かなり前の記事で恐縮なのですが、こんなニュースがありました。

バレンタイン、日本球界におっカネ〜“口”撃 (ZAKZAK)

「米球界が向こうの選手より(日本人選手を)高く認めて受け入れている。米国の方が経験豊富な選手の価値を理解できているということ。それは日本球界が米国に匹敵したレベルにあることを証明しているんだ」
「野球ビジネスの面でもレベルを高く上げる必要がある。選手が残りたいと思う環境をつくらないといけない」
「ロイヤルズは、どこをどう比べても、ロッテより劣る。観客動員も少ないし、選手のタレントもロッテの方が上。それでも薮田に対し、ウチの倍以上の提示ができる。MLBが収益を各球団にシェアするシステムがあり、それが獲得資金を生み出している」
「日本のメディアは中継のためにMLBに50億円も払っている。本当ならこのお金は日本球界の資金力を高めるものになるべき。こんなクレージーな状況は改善するべきだ」

バレンタイン監督の意見はまったく正論です。メジャーで名を成した監督がこんなことを言うのは皮肉な話ですけどね。
ただ、ロイヤルズがマリーンズよりも観客動員数で劣るという部分が気になりまして、「本当かよ?」と調べてみた結果が「米メジャーリーグ・マイナーリーグ チーム別観客数一覧表 2007」です。メジャーだけのはずが、気づいたらこうなっていました。

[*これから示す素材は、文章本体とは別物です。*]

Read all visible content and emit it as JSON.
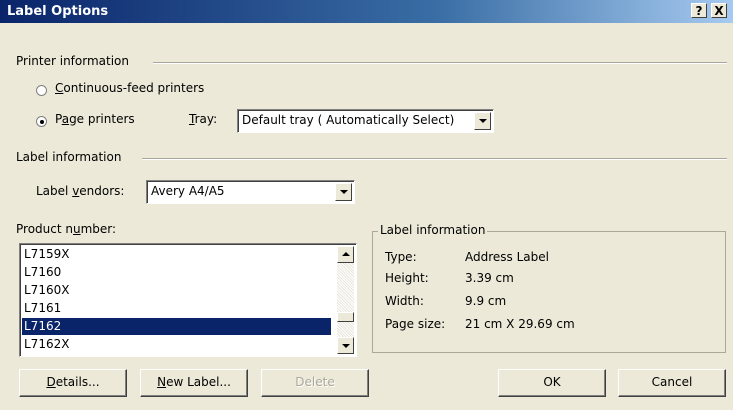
{
  "window": {
    "title": "Label Options",
    "help_label": "?",
    "close_label": "X"
  },
  "printer_info": {
    "heading": "Printer information",
    "continuous_label": "Continuous-feed printers",
    "page_printers_label": "Page printers",
    "selected": "page_printers",
    "tray_label": "Tray:",
    "tray_value": "Default tray ( Automatically Select)"
  },
  "label_info": {
    "heading": "Label information",
    "vendors_label": "Label vendors:",
    "vendors_value": "Avery A4/A5"
  },
  "product": {
    "label": "Product number:",
    "items": [
      "L7159X",
      "L7160",
      "L7160X",
      "L7161",
      "L7162",
      "L7162X"
    ],
    "selected_index": 4
  },
  "info_panel": {
    "legend": "Label information",
    "type_key": "Type:",
    "type_val": "Address Label",
    "height_key": "Height:",
    "height_val": "3.39 cm",
    "width_key": "Width:",
    "width_val": "9.9 cm",
    "page_key": "Page size:",
    "page_val": "21 cm X 29.69 cm"
  },
  "buttons": {
    "details": "Details...",
    "new_label": "New Label...",
    "delete": "Delete",
    "ok": "OK",
    "cancel": "Cancel"
  },
  "colors": {
    "title_bar": "#0a246a",
    "selection": "#0a246a",
    "dialog_bg": "#ece9d8"
  }
}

さて、まずはマリーンズとロイヤルズの観客動員数を比べてみましょう。

チーム名 観客動員数 1試合平均 球場定員 動員率
千葉ロッテマリーンズ 1,558,430 21,644 30,200 71.7%
Kansas City Royals 1,616,867 19,961 40,793 48.9%

観客数そのものはあまり差がありません。ただし、マリーンズが球場を7割方埋めているのに対し、ロイヤルズは半分も埋められていません。4万人規模のスタジアムに平均2万の観衆ですから、テレビで見ればガラガラでしょう。ちなみに、ロイヤルズの観客動員数はMLBで下から3番目。平均を大きく下回っています。

一方、MLB全体の観客動員数はここ数年はっきりと増加傾向にあります。2001年の全チームの観客動員数が72,566,108人、2007年の観客動員数は79,493,687人。なんと7年で6,927,579人も増えているのです。MLBのビジネスモデルは確かに日本よりも進んでいますけれども、それはたくさんのファンがいてこそです。巨額の利益の元となるお金はファンが出すものですしね。リーグ一丸となったビジネスモデルの構築とファン増加は車の両輪なのです。日本の場合セリーグの某チームが障害となり、なかなかNPB一丸とは行きません。瀬戸山さんらを中心にパリーグでまとまる動きはありますから、パリーグとして確固たる成果をつきつければ、セリーグの某チームも動くでしょう。

そして私が最も驚いたのはアメリカマイナーリーグの観客動員です。
AAAの場合18球団中19球団が球場定員の5割超、8球団が7割超もの観客を集めています。中にはOttawa Lynxのように1試合平均1922人と不人気チームもありますが、このチームは今年からペンシルバニア州に移転しLehigh Valley IronPigsとなります。
さらに、その下のAA級やA級でも毎試合球場が満員となるチームがあるのです。例えばA級のDayton Dragonsは1試合平均8608人、A級はいわば5軍ですよ。日本じゃ考えられません。この凄まじいまでの裾野の広さこそ、アメリカ野球を支える屋台骨なのですね。
Baseball Parks of the Minor Leaguesというホームページを見るととても面白いです。マイナーリーグのチームは、MLBの親球団が払う選手の給料以外、例えばチームや球場の運営費などを自分たちで稼がねばなりません。だからファンサービスも熱心に行いますし、子供たちに対するアプローチも積極的です。その結果マイナーリーグのどんな球場にもちょっとシュールなマスコットが必ずいて、球場に足を運ぶ多くのファンがいます。地域の中で「おらが町の球団」としてしっかりと根付いているのですね。日本では鎌ヶ谷やシーレックスが同様の方向性を探ろうとしていますが、なかなか道は遠いです。せっかく独立リーグも生まれたのですから、NPBの2軍もテコ入れするチャンスです。裾野を広げることは日本野球の今後のためにも必要なことだと思います。